Some disclosure agency names are unique but still fairly
intuitive, such as Massachusetts' Office of Campaign and
Political Finance, or Hawaii's Campaign Spending Commission.
Some are more obscure, such as the Alaska Public Offices
Commission, and can be difficult to find online unless
the state provides a subject index with an entry for “campaign finance” or “online
campaign disclosure” (which Alaska does.) Other
states with subject indexes are Washington, with a “State
Services” index that includes an entry for “Campaign
Financing Reporting”, and Mississippi, with its topical
directory including an entry for “Campaign Finance Disclosures”.
Once a person finds a campaign finance agency's web site,
he or she is likely to encounter unfamiliar terminology or
unclear language that may make it difficult navigate the
site and locate disclosure information and records. The
study found that 40 percent of the state disclosure web sites
have serious terminology issues; the other 60 percent have
adequate terminology, but only a handful can be described
as having excellent terminology throughout the site.
link titles do not reflect the content of what is located
in that section of the web site, such as the “Maine
Campaign Finance Electronic Filing” link, which is in
fact the entry point for candidates to log into the electronic
filing system, but is also what site visitors need to click
in order to access the searchable campaign finance databases. On
Kentucky's web site, Frequently Asked Questions and disclosure
reporting dates are somewhat buried in a section ambiguously
titled “information library”, and on Nebraska's
site, itemized expenditure data is in a section called “miscellaneous
transactions”. Some of the terminology problems
identified in the study may seem minor when taken individually,
but the overall usability of a disclosure web site can be
brought down significantly by the use of imprecise language
throughout a site.
In the usability testing conducted by the UCLA School of
Law, three states – Alaska, North Dakota and Utah – were
outstanding. Testers who were unfamiliar with those
states' web portals were able to quickly locate the disclosure
web sites, find the amounts received by the governor in the
last campaign, and identify at least one campaign contributor.

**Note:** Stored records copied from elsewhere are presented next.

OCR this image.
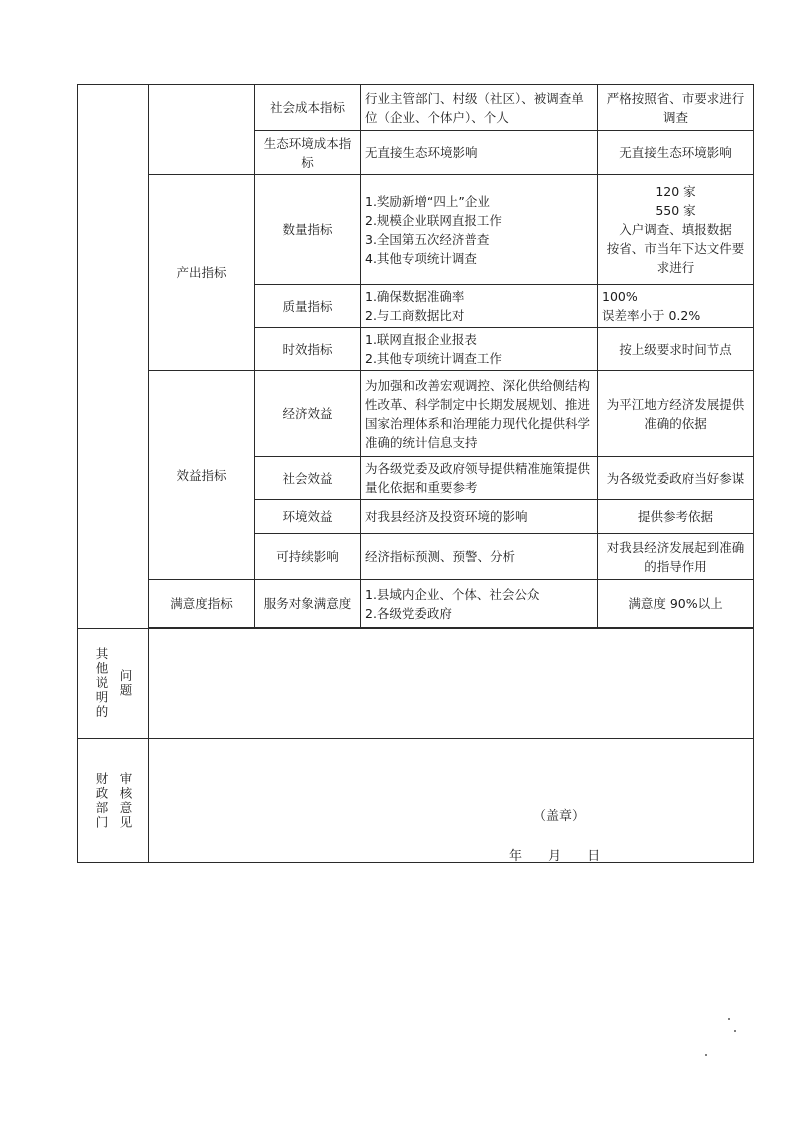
		社会成本指标	行业主管部门、村级（社区）、被调查单位（企业、个体户）、个人	严格按照省、市要求进行调查
		生态环境成本指标	无直接生态环境影响	无直接生态环境影响
	产出指标	数量指标	1.奖励新增“四上”企业
2.规模企业联网直报工作
3.全国第五次经济普查
4.其他专项统计调查	120 家
550 家
入户调查、填报数据
按省、市当年下达文件要求进行

		质量指标	1.确保数据准确率
2.与工商数据比对	100%
误差率小于 0.2%

		时效指标	1.联网直报企业报表
2.其他专项统计调查工作	按上级要求时间节点
	效益指标	经济效益	为加强和改善宏观调控、深化供给侧结构性改革、科学制定中长期发展规划、推进国家治理体系和治理能力现代化提供科学准确的统计信息支持	为平江地方经济发展提供准确的依据
		社会效益	为各级党委及政府领导提供精准施策提供量化依据和重要参考	为各级党委政府当好参谋
		环境效益	对我县经济及投资环境的影响	提供参考依据
		可持续影响	经济指标预测、预警、分析	对我县经济发展起到准确的指导作用
	满意度指标	服务对象满意度	1.县域内企业、个体、社会公众
2.各级党委政府	满意度 90%以上

其他说明的 问题				

财政部门 审核意见				
		（盖章）
年 月 日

Further evidence of the quality of these states' disclosure
sites lies in the fact that the researchers retrieved consistent
information in all three tasks. At the other end of
the usability spectrum are Missouri and South Carolina.
Most of the testers had great difficulty locating those states'
disclosure agencies online, if they found them at all, and
could not locate campaign contributor information on either
The results of the usability testing show that the most
difficult task for usability testers was finding a state's
campaign disclosure agency web site. Testers would
start at the state's homepage and search for five to ten
minutes for a clear indication of where they might go for
campaign finance information, sometimes locating the disclosure
web site and sometimes finding nothing. Surveys completed
by the testers following their research indicated that most
disclosure web sites are 'somewhat confusing' (43%) or 'very
confusing' (25%), and only ten percent of the sites were
rated 'excellent' or 'near excellent'.
One major advantage of the World Wide Web as an information
resource, is that it is dynamic. The Project is aware
the changes are already underway on state disclosure web
sites since the close of the study research period, with
some states, including California and Oklahoma, adding new
search capabilities, and others giving their disclosure sites
a facelift and possibly even more substantial changes. The
Project is optimistic that improvements will continue to
be made in the Contextual and Technical Usability of state
disclosure web sites in the coming year and that grades in
that category, which saw the most room for improvement, will
in fact be higher in the next Grading State Disclosure report.